Wednesday, February 15, 2006
This week's news articles:
First, as the overweight, couch-potato, baby-boom generation starts edging into the "normal" age range where heart failure becomes more common, what a surprise! Heart failure rates increase! What is of note, regardless of age, here, is that survival rates are improving - finally! We were getting tired of those mortality statistics not budging, despite newer meds and newer surgeries. Finally, it appears, the cumulative effects of those things are having an effect on mortality.
Next, a reminder to us all that we should have our kidney function checked regularly.
First, as the overweight, couch-potato, baby-boom generation starts edging into the "normal" age range where heart failure becomes more common, what a surprise! Heart failure rates increase! What is of note, regardless of age, here, is that survival rates are improving - finally! We were getting tired of those mortality statistics not budging, despite newer meds and newer surgeries. Finally, it appears, the cumulative effects of those things are having an effect on mortality.

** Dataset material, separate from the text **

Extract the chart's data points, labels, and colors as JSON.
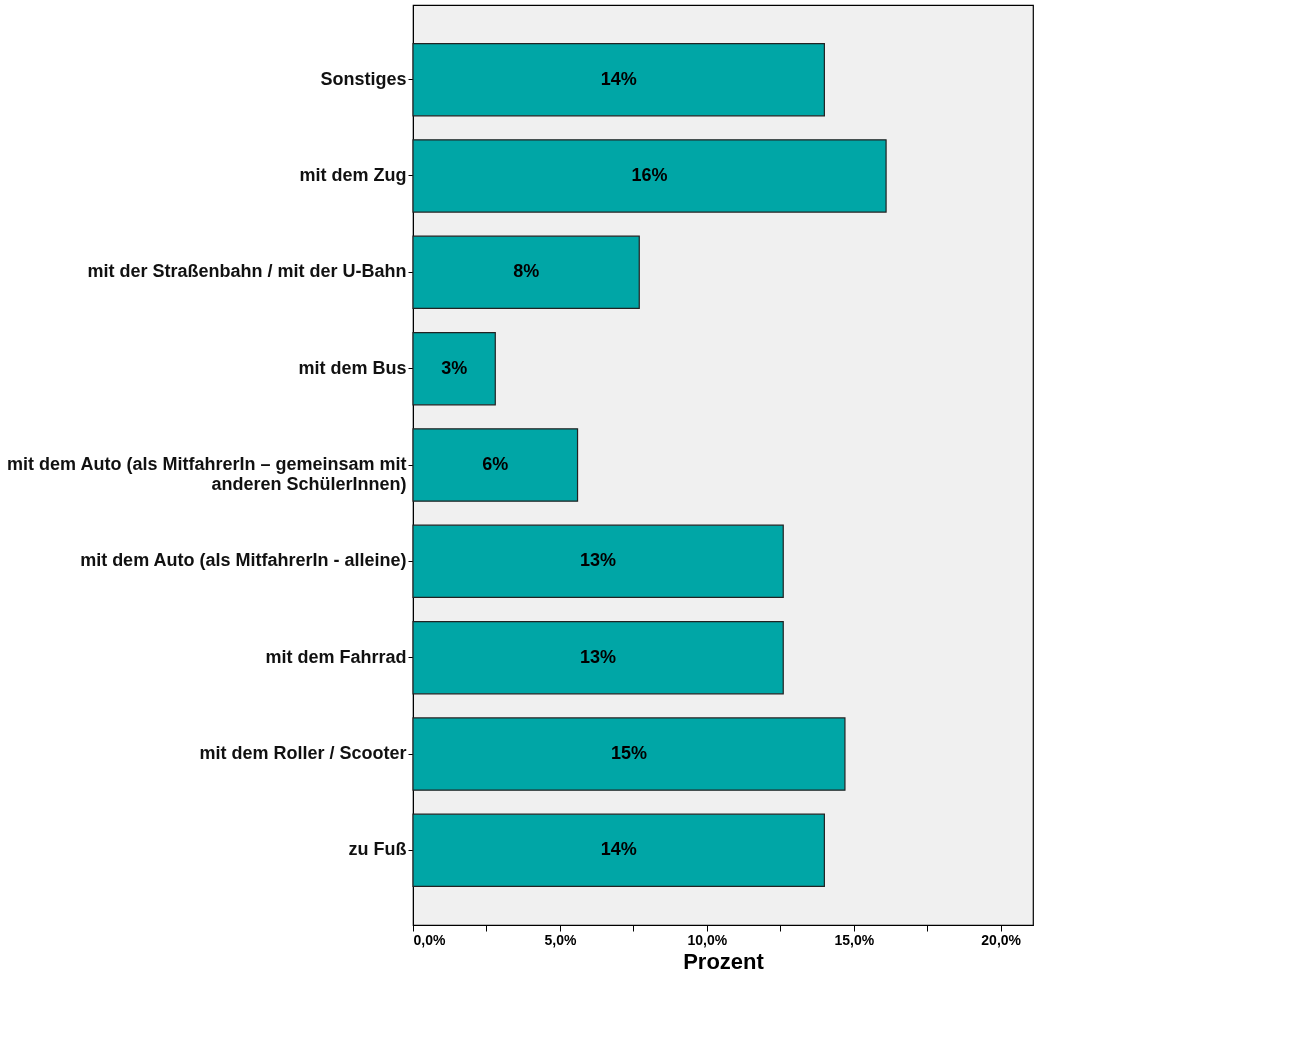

Heart failure increasing in older adults
Feb 08 (Reuters Health) - The rate of heart failure in the US among older adults increased from the 1970s to the 1990s, but survival rates have improved, new research shows. Both of these trends were more apparent in men than in women.
"Hospitalizations for heart failure have more than doubled between the two periods," Dr. William H. Baker, from the University of Rochester in New York, said in a statement. "Heart failure is the most common discharge diagnosis for men and women over age 65."
The findings, which appear in the American Heart Association's journal Circulation, are based on study of new cases of heart failure in the early 1970s and 1990s using data for more than 300,000 older adults enrolled in an HMO in Oregon or Washington.
From 1970 to 1974, a total of 387 patients were diagnosed with heart failure. The number of new cases from 1990 to 1994 was 1555. After accounting for age, a 14 percent increase in the rate of heart failure was observed between the two periods. As noted, this rise was greater in men than in women.
Deaths due to heart failure fell during the 20-year period by 33 percent for men and by 24 percent for women, the report indicates.
As to why survival did not improve as much in women, the researchers believe that it may be because older women have more additional diseases than men or because they are more physically frail.
"The increase in incidence and survival for heart failure suggests an accelerating rise in this disabling and costly disease that is of public health and clinical importance," Baker emphasized. "In the future, heart failure deserves the highest research priority into its precipitating factors and its management."
SOURCE: Circulation, online February 6, 2006.
Next, a reminder to us all that we should have our kidney function checked regularly.
Poor kidney function ups death risk in heart failure
Feb 07 (Reuters Health) - Impaired kidney function raises the risk of death and hospital admission in patients with chronic heart failure, even among those patients with fairly well preserved heart-pumping action, study findings suggest.
So-called "renal insufficiency" has been shown to increase the risk of death in chronic heart failure patients, but most studies have involved patients with markedly reduced left ventricular ejection fraction (LVEF) -- a measure of the heart's blood-pumping strength.
Less is known about the impact of kidney function on heart failure in the presence of preserved heart-pumping power.
To investigate, Dr. Hans L. Hillege, from the University of Groningen in the Netherlands and associates studied 2,680 heart patients -- 1087 of whom had an LVEF greater than 40 percent indicating preserved heart-pumping action.
At baseline, 36 percent of patients had poorly functioning kidneys. During a median follow-up of 34.4 months, 950 patients died of cardiovascular causes or were admitted to the hospital for heart failure, and there were 625 deaths from all causes.
The authors report that both poorly functioning kidneys and lower LVEF were significant independent predictors of worse outcomes.
"The strong independent effect of renal function in our analysis after adjustment for numerous cardiac risk factors shows that renal function is a valuable predictive variable in evaluating outcomes," the authors maintain, "even if it probably represents partly underlying atherosclerotic or hypertensive vascular disease."